Ma i due fondatori superstiti non demordono e la scelta del nuovo singer cadrà su Andi Deris, proveniente dai Pink Cream 69 (band dedita ad un genere più rock’n’roll oriented), ugola notevolmente differente dal suo predecessore più ruvida e non eccessivamente acuta; sarà oggetto di critiche ferocissime soprattutto dai fans e non ,che vedevano in Kiske un punto fermo per il sound del gruppo. E’ fuori discussione che il confronto con il suo predecesore non regga, soprattutto dal vivo, ma non si può pretendere che gli Helloween suonino ancora come vent’anni fa.

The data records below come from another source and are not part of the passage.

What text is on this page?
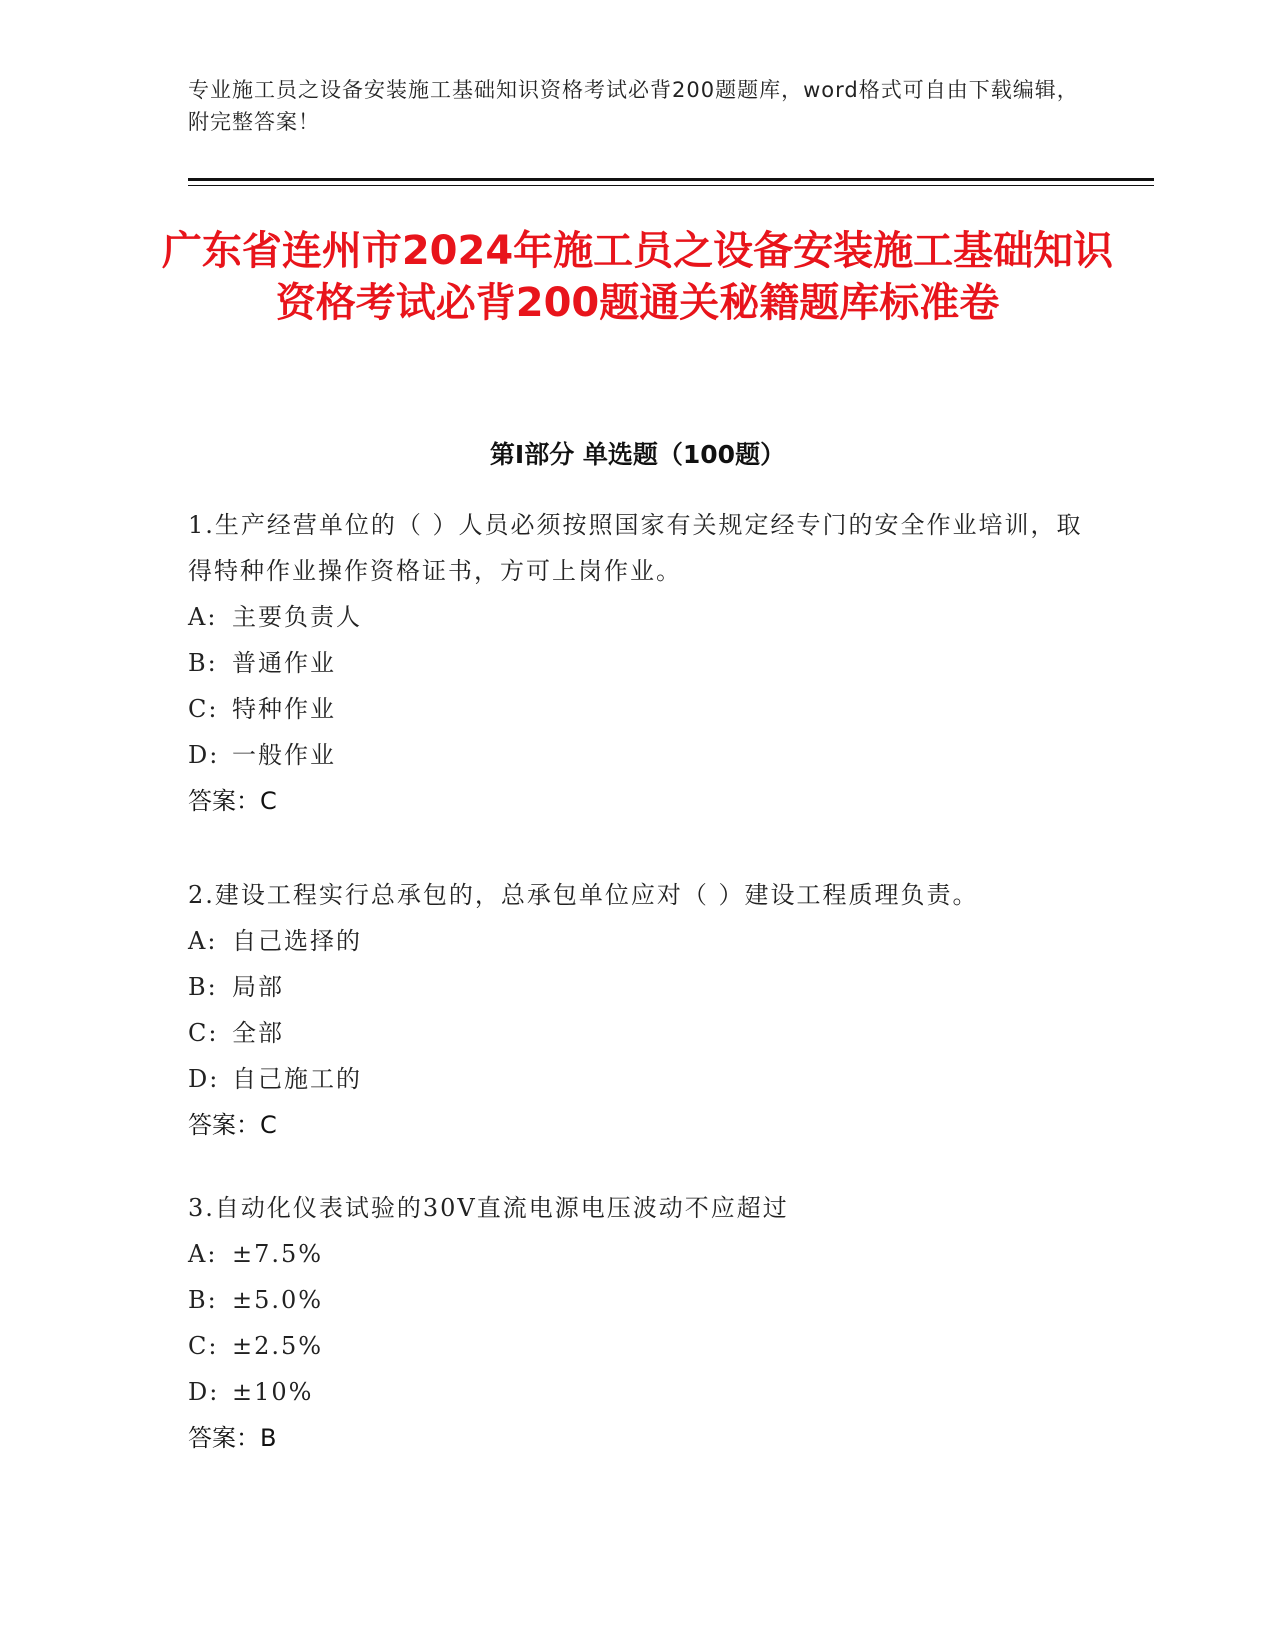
专业施工员之设备安装施工基础知识资格考试必背200题题库，word格式可自由下载编辑，附完整答案！
广东省连州市2024年施工员之设备安装施工基础知识资格考试必背200题通关秘籍题库标准卷
第Ⅰ部分 单选题（100题）
1.生产经营单位的（ ）人员必须按照国家有关规定经专门的安全作业培训，取得特种作业操作资格证书，方可上岗作业。
A: 主要负责人
B: 普通作业
C: 特种作业
D: 一般作业
答案：C
2.建设工程实行总承包的，总承包单位应对（ ）建设工程质理负责。
A: 自己选择的
B: 局部
C: 全部
D: 自己施工的
答案：C
3.自动化仪表试验的30V直流电源电压波动不应超过
A: ±7.5%
B: ±5.0%
C: ±2.5%
D: ±10%
答案：B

Comunque non si nega il valore di dischi come Master of The Rings (che rilanciò il gruppo); Uli Kusch fu il sostituto di Ingo alla batteria, ed il nome degli Hellowen tornò di nuovo on the road.

Il sucessivo The Time of the Oath fu un successo, mentre il successivo Better than Raw registrò un leggero calo (pur non essendo un brutto disco): Sole Surivor, I Can, Power ed altri brani del periodo trovano spazio nella raccolta, sino ad arrivare all’ultimo The Dark Ride, con un suono molto più cupo e grezzo rispetto a quanto proposto sinora dal gruppo.

In definitiva una raccolta ideale per chi ancora non conosce la band (penso pochi) e per tirare le somme su una band che ha segnato il mondo del metal.

Naturalmente una raccolta non aggiunge nulla di nuovo al repertorio del gruppo, aspettiamo con ansia l’uscita di un nuovo platter targato Helloween.

Consigliata solo a chi vuole avere tutto del gruppo.